Sunday, July 17, 2011

Ratat what?

Have you ever seen the movie Ratatouille? It's a movie than any of us wanna be chefs can relate to. I feel as though I am Remy many times as I master different recipes. For a while now, I have wanted to make ratatouille, and what better time than summer time? If you don't know what this is, it is a classic peasant dish from France. Comfort food made from veggies. Basic idea: take a bunch of summer veggies, squashes, eggplant, tomato...well you get the idea. You cut them all up and bake it. It's like meatloaf but with veggies. There is an issue with the this classic dish- NO MEAT. So, I decided I would add some. Flash back to a few days ago, my buddy Tom and I meet at 7's (a small bar in Beacon Hill), we meet there often after work and split a pitcher, usually two. I told Tom of my want to make ratatouille, but how it involved no meat. As we finished the first pitcher and waited for the second, I tossed out ideas to my foodie friend. Beef? Chicken? Then it hit me like a ton of bricks: BACON! *SIDE NOTE* For those that just started reading my blog, you may not know but I have a bacon addiction. So what would be a good way to use the bacon to its full potential? It was like the angels spoke to me: "Bacon Pesto." Bacon what? "You can't do that!" people said, "it's just not right." All I can say to them is: Suck it! With a quick change in recipe, I made what may have been the world's first Bacon Pesto.

WHAT YOU NEED
almost pound of bacon, enough to get 1/4 cup bacon fat
handful basil, about 20 leafs
handful walnuts
1/2 cup Stilliton blue cheese
1/4 cup olive oil, I found a scallion infused olive oil at Russo's that worked great!!

Cut the bacon in to one inch squares. Slowly render the fat off the bacon in a cast-iron skillet on low heat. Every so often, empty the fat into a measuring cup. When done, put the bacon aside to use in the ratatouille. In a pestal and mortar, just grind up the basil. Add the walnuts and blue cheese, and keep grinding into a paste. Add the bacon fat and olive oil. And there you go! You have bacon pesto. And what do you do with bacon pesto? Well, I replaced the pesto with most of the olive oil that you would use in the ratatouille. This dish is real easy to make.

WHAT YOU NEED
Now there is no true recipe for ratatouille, it is comfort food use what ever you want this is what I used
eggplant
summer squash
golden zucchini
cousa squash
red pepper
yellow pepper
orange pepper
onion
tomato
bacon
yam

Pre-heat oven 375. Slice all the veggie with a mandolin. Make sure to slice the yam thinner than the rest, as it take longer to cook. After that, in a cassarole dish, start layering the veggies. I did yam, golden zucchini, layer of pesto, red pepper, yellow pepper, orange pepper, summer squash, cousa squash, eggplant tomato, pesto, bacon, onions, pesto, repeat. I made sure to have the bacon in the middle and only did that step once. Cook for 55 minutes. When it was done I let it rest for five minutes and made a plain couscous to serve with the dish. Voila! A French classic made the Dan way. The bacon, which I cooked until cris,p came back to life and was a little chewy. But it did give its flavor to the dish.

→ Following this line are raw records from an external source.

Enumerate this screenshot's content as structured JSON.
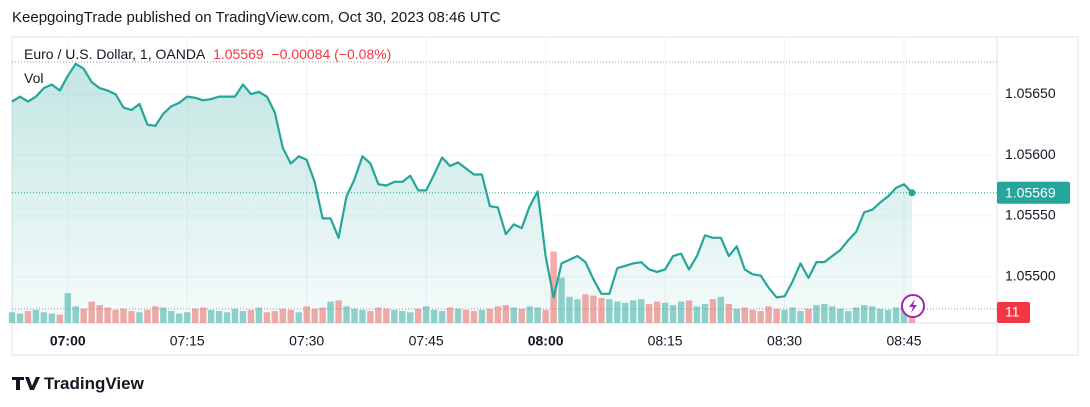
{
  "header": {
    "publisher": "KeepgoingTrade published on TradingView.com, Oct 30, 2023 08:46 UTC"
  },
  "legend": {
    "symbol": "Euro / U.S. Dollar, 1, OANDA",
    "price": "1.05569",
    "change": "−0.00084 (−0.08%)",
    "volume_label": "Vol"
  },
  "chart_data": {
    "type": "area",
    "color": "#26a69a",
    "fill": "#26a69a",
    "categories": [
      null,
      null,
      null,
      null,
      null,
      null,
      null,
      "07:00",
      null,
      null,
      null,
      null,
      null,
      null,
      null,
      null,
      null,
      null,
      null,
      null,
      null,
      null,
      "07:15",
      null,
      null,
      null,
      null,
      null,
      null,
      null,
      null,
      null,
      null,
      null,
      null,
      null,
      null,
      "07:30",
      null,
      null,
      null,
      null,
      null,
      null,
      null,
      null,
      null,
      null,
      null,
      null,
      null,
      null,
      "07:45",
      null,
      null,
      null,
      null,
      null,
      null,
      null,
      null,
      null,
      null,
      null,
      null,
      null,
      null,
      "08:00",
      null,
      null,
      null,
      null,
      null,
      null,
      null,
      null,
      null,
      null,
      null,
      null,
      null,
      null,
      "08:15",
      null,
      null,
      null,
      null,
      null,
      null,
      null,
      null,
      null,
      null,
      null,
      null,
      null,
      null,
      "08:30",
      null,
      null,
      null,
      null,
      null,
      null,
      null,
      null,
      null,
      null,
      null,
      null,
      null,
      null,
      "08:45",
      null
    ],
    "values": [
      1.05644,
      1.05648,
      1.05644,
      1.05648,
      1.05655,
      1.05658,
      1.05653,
      1.05665,
      1.05675,
      1.05671,
      1.0566,
      1.05655,
      1.05653,
      1.0565,
      1.05639,
      1.05637,
      1.05642,
      1.05625,
      1.05624,
      1.05634,
      1.0564,
      1.05643,
      1.05648,
      1.05647,
      1.05645,
      1.05646,
      1.05648,
      1.05648,
      1.05648,
      1.05658,
      1.0565,
      1.05652,
      1.05648,
      1.05635,
      1.05606,
      1.05593,
      1.05599,
      1.05596,
      1.05578,
      1.05548,
      1.05548,
      1.05532,
      1.05566,
      1.0558,
      1.05599,
      1.05593,
      1.05576,
      1.05575,
      1.05578,
      1.05578,
      1.05583,
      1.05571,
      1.05571,
      1.05584,
      1.05598,
      1.05591,
      1.05594,
      1.05589,
      1.05584,
      1.05584,
      1.05558,
      1.05557,
      1.05535,
      1.05543,
      1.0554,
      1.05558,
      1.0557,
      1.05517,
      1.05483,
      1.05511,
      1.05514,
      1.05517,
      1.05512,
      1.05498,
      1.05486,
      1.05486,
      1.05507,
      1.05509,
      1.05511,
      1.05512,
      1.05506,
      1.05504,
      1.05506,
      1.05517,
      1.05519,
      1.05506,
      1.05517,
      1.05534,
      1.05532,
      1.05532,
      1.05517,
      1.05525,
      1.05506,
      1.05502,
      1.05501,
      1.05491,
      1.05483,
      1.05484,
      1.05496,
      1.05511,
      1.05499,
      1.05512,
      1.05512,
      1.05517,
      1.05522,
      1.0553,
      1.05537,
      1.05553,
      1.05555,
      1.05561,
      1.05566,
      1.05573,
      1.05576,
      1.05569
    ],
    "volume": {
      "values": [
        9,
        8,
        10,
        11,
        9,
        8,
        7,
        25,
        14,
        12,
        18,
        15,
        13,
        11,
        12,
        10,
        9,
        11,
        14,
        13,
        10,
        8,
        9,
        12,
        13,
        11,
        10,
        9,
        12,
        10,
        11,
        13,
        9,
        10,
        12,
        11,
        9,
        14,
        12,
        13,
        18,
        19,
        14,
        12,
        11,
        10,
        13,
        12,
        11,
        10,
        9,
        12,
        14,
        11,
        10,
        13,
        12,
        11,
        10,
        11,
        12,
        14,
        15,
        13,
        12,
        14,
        13,
        11,
        60,
        38,
        22,
        20,
        24,
        23,
        21,
        20,
        18,
        17,
        19,
        20,
        16,
        18,
        17,
        15,
        18,
        19,
        14,
        16,
        20,
        22,
        16,
        12,
        13,
        11,
        10,
        14,
        12,
        11,
        13,
        10,
        12,
        15,
        16,
        14,
        12,
        10,
        13,
        15,
        14,
        12,
        11,
        13,
        15,
        11
      ],
      "up_color": "#26a69a",
      "down_color": "#ef5350",
      "tag_color": "#f23645"
    },
    "ylim": [
      1.05462,
      1.05697
    ],
    "yticks": [
      {
        "value": 1.055,
        "label": "1.05500"
      },
      {
        "value": 1.0555,
        "label": "1.05550"
      },
      {
        "value": 1.056,
        "label": "1.05600"
      },
      {
        "value": 1.0565,
        "label": "1.05650"
      }
    ],
    "y2lim": [
      0,
      240
    ]
  },
  "footer": {
    "brand": "TradingView"
  }
}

The wine that I picked with this meal is a special one. While waiting to talk to Frank and Ray at Pairings in Winchester, I noticed they had a Pinot Meunier. Pairings is a cute gourmet wine shop in Winchester. Lorie and Ray started the store about a year ago and have a great shop. I have bought spice, herbs and cheese from them before (I bought the blue cheese from them for the Bacon Pesto). Pinot Meunier is famous for being one of the three grapes used in Champagne. I have never seen one in a still wine, I didn't even know they grew the grape in Oregon. So Saturday when I went back to conduct a wine tasting I had to buy a bottle of the  Willa Kenzie Estate Willamette Valley Pinot Meunier. This wine is great, a little pricey at $29 but then again it's not a grape that you can find in your normal liquor shop, let alone a fine wine shop. This bottle had great berry fruits (cranberry, blueberry and raspberry), a hint of earth and spice with a nice touch of dried roses. It has more acid than you would get from most wines but along with the silky tannin it helps to balance the fruit. This is a wine that I don't expect to find again for a while and that is sad.

In life I find it more fun to change the recipe and find wines that you are not going to always find. Most people would find a recipe online and would follow it to the letter. Me, I like to treat cooking more like an Art than a Science. True artist can't truly be taught to make a masterpiece it comes from within. I add things that I think could make the meal different, if not better. It may not come out great all the time, but sometimes you really knock it out of the park, i.e. BACON PESTO. Same with wine. Why always drink the same thing? Why care about how many points someone else thought the wine should have? Experiment, have fun, enjoy life. Break down the box that you are in and start living life.